但是有没有一种简单的方法可以让 Sqlite INSERT
rowid
大于或等于给定值的项目?假设当前时间戳为 1608718654
并出现两个事件:
But is there an easy way to ask Sqlite to INSERT
an item with a rowid
greater than or equal to a given value? Let's say the current timestamp is 1608718654
and two events appear:
CREATE TABLE data(ts_and_incr INTEGER PRIMARY KEY AUTOINCREMENT, text TEXT);
INSERT INTO data VALUES (NEXT_UNUSED(1608718654), "hello") #16087186540001
INSERT INTO data VALUES (NEXT_UNUSED(1608718654), "hello") #16087186540002
更一般地说,如何使用 Sqlite 以最佳方式创建时间序列,以实现快速查询WHERE timestamp BETWEEN a AND b
?
推荐答案
第一个解决方案
问题中详述的方法(2)似乎效果很好.在基准测试中,我获得了:
First solution
The method (2) detailed in the question seems to work well. In a benchmark, I obtained:
- 简单的方法,没有索引:18 MB 数据库,86 ms 查询时间
- 简单的方法,索引:32 MB 数据库,12 毫秒查询时间
- 方法 (2):18 MB 数据库,12 ms 查询时间
这里的关键是使用 dt
作为 INTEGER PRIMARY KEY
,所以 它将是行 id 本身(另见 是主键需要的索引吗SQLite?),使用 B-tree,并且将 not 有另一个隐藏的 rowid
列.因此,我们避免了一个额外的索引,它会产生对应的 dt =>rowid
:这里dt
是行id.
The key point is here to use dt
as an INTEGER PRIMARY KEY
, so it will be the row id itself (see also Is an index needed for a primary key in SQLite?), using a B-tree, and there will not be another hidden rowid
column.
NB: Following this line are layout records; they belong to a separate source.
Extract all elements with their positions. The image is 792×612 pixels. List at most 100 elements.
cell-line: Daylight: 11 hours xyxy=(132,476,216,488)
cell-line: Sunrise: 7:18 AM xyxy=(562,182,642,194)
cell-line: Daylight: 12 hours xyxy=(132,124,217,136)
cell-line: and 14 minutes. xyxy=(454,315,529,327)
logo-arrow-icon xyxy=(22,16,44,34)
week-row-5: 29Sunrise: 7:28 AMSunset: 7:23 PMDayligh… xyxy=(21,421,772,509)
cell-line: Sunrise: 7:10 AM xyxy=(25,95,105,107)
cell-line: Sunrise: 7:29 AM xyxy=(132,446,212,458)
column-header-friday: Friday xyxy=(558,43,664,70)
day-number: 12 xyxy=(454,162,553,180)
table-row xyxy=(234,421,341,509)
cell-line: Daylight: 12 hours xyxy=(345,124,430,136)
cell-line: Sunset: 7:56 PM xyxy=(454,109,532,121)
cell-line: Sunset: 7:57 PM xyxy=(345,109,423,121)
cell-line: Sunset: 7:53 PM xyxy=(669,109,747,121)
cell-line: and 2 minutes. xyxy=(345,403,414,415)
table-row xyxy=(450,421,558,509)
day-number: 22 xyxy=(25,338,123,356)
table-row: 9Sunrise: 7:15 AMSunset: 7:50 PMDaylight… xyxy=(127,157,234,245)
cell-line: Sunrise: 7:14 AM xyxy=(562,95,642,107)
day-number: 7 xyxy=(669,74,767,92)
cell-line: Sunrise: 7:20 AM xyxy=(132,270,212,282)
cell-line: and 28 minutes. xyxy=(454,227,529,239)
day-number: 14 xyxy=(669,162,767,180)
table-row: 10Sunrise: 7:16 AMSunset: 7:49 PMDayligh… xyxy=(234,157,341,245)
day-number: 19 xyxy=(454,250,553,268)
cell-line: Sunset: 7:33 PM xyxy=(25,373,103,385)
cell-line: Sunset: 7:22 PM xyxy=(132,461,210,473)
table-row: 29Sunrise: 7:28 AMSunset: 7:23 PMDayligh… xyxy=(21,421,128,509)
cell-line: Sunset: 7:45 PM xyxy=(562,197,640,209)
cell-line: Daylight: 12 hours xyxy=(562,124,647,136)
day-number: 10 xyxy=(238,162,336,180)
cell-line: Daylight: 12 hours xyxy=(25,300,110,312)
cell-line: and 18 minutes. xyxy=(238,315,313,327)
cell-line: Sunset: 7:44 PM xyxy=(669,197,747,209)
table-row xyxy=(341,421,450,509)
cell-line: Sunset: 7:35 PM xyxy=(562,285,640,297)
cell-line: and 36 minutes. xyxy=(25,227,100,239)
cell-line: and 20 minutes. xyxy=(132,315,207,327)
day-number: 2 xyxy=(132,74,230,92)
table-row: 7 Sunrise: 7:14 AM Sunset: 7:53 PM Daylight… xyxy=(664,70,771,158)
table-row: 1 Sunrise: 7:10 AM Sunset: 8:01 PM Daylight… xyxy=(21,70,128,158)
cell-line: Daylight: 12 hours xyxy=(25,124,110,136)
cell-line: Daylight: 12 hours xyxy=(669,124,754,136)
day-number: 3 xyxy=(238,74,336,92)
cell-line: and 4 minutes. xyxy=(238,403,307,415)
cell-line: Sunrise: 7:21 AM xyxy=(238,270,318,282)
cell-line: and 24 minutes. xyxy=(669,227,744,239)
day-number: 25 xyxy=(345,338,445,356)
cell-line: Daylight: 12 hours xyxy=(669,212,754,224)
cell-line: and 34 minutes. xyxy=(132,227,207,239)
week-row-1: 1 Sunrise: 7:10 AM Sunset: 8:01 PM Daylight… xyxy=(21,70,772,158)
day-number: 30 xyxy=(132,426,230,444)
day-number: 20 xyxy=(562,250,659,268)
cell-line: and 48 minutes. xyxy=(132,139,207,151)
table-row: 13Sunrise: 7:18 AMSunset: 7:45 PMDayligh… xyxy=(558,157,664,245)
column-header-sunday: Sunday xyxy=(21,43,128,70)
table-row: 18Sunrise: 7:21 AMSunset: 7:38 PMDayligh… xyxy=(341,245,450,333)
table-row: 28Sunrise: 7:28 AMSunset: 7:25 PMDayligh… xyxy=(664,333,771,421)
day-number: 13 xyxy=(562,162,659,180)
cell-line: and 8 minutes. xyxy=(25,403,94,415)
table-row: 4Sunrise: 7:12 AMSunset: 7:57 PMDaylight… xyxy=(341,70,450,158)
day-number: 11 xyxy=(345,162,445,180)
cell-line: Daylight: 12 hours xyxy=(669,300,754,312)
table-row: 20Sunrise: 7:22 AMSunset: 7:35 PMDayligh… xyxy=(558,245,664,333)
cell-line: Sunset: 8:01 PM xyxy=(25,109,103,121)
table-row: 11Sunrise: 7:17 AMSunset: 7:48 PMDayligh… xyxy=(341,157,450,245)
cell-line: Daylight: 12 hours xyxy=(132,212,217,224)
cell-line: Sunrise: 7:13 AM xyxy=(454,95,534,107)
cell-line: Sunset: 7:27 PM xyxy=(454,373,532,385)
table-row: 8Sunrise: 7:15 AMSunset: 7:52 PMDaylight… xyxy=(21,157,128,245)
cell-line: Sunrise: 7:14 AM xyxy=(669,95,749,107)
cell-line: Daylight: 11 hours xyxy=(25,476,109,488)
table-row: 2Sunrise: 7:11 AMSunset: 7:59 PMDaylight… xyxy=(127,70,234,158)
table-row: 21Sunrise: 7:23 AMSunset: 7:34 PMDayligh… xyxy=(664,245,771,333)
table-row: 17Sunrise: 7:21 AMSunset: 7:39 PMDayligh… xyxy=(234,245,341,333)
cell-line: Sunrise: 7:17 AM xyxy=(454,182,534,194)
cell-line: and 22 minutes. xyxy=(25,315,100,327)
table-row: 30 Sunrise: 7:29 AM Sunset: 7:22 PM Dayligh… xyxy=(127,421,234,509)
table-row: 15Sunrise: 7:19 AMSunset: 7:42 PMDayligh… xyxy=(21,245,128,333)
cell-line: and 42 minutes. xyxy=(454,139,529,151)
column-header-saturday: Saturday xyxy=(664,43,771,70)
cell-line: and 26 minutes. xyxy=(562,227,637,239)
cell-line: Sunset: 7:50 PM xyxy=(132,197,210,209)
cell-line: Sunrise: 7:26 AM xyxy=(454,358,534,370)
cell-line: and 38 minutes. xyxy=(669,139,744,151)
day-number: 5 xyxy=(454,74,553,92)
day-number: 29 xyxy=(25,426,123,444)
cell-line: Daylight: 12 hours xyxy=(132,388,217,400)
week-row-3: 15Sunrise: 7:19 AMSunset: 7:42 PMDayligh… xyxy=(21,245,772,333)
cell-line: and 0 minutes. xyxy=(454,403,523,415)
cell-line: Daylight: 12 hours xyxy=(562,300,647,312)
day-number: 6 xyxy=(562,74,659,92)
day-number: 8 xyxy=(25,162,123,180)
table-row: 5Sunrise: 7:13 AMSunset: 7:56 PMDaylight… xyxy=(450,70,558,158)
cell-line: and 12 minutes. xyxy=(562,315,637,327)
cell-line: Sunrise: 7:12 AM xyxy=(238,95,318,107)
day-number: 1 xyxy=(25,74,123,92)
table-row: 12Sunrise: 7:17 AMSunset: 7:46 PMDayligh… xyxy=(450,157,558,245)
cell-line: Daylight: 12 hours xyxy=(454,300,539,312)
Thus we avoid an extra index which would make a correspondance dt => rowid
: here dt
is the row id.
我们还使用 AUTOINCREMENT
,它在内部创建一个 sqlite_sequence
表,用于跟踪最后添加的 ID.这在插入时很有用:因为两个事件可能具有相同的时间戳(以秒为单位)(即使使用毫秒或微秒的时间戳也是可能的,操作系统可能会截断精度),我们使用 timestamp*10000 之间的最大值
和 last_added_ID + 1
以确保它是唯一的:
We also use AUTOINCREMENT
which internally creates a sqlite_sequence
table, which keeps track of the last added ID. This is useful when inserting: since it is possible that two events have the same timestamp in seconds (it would be possible even with milliseconds or microseconds timestamps, the OS could truncate the precision), we use the maximum between timestamp*10000
and last_added_ID + 1
to make sure it's unique:
MAX(?, (SELECT seq FROM sqlite_sequence) + 1)
代码:
import sqlite3, random, time
db = sqlite3.connect('test.db')
db.execute("CREATE TABLE data(dt INTEGER PRIMARY KEY AUTOINCREMENT, label TEXT);")
t = 1600000000
for i in range(1000*1000):
if random.randint(0, 100) == 0: # timestamp increases of 1 second with probability 1%
t += 1
db.execute("INSERT INTO data(dt, label) VALUES (MAX(?, (SELECT seq FROM sqlite_sequence) + 1), 'hello');", (t*10000, ))
db.commit()
# t will range in a ~ 10 000 seconds window
t1, t2 = 1600005000*10000, 1600005100*10000 # time range of width 100 seconds (i.e. 1%)
start = time.time()
for _ in db.execute("SELECT 1 FROM data WHERE dt BETWEEN ? AND ?", (t1, t2)):
pass
print(time.time()-start)
使用 WITHOUT ROWID
表
这是另一种带有 WITHOUT ROWID
的方法,它给出了 8 毫秒 查询时间.我们必须自己实现一个自动递增的 id,因为使用 WITHOUT ROWID
时 AUTOINCREMENT 不可用.
当我们想要使用 PRIMARY KEY(dt, another_column1, another_column2, id)
并避免有额外的 rowid
列时,WITHOUT ROWID
很有用.rowid
有一个 B-tree,(dt, another_column1, ...)
有一个 B-tree,我们只需要一个.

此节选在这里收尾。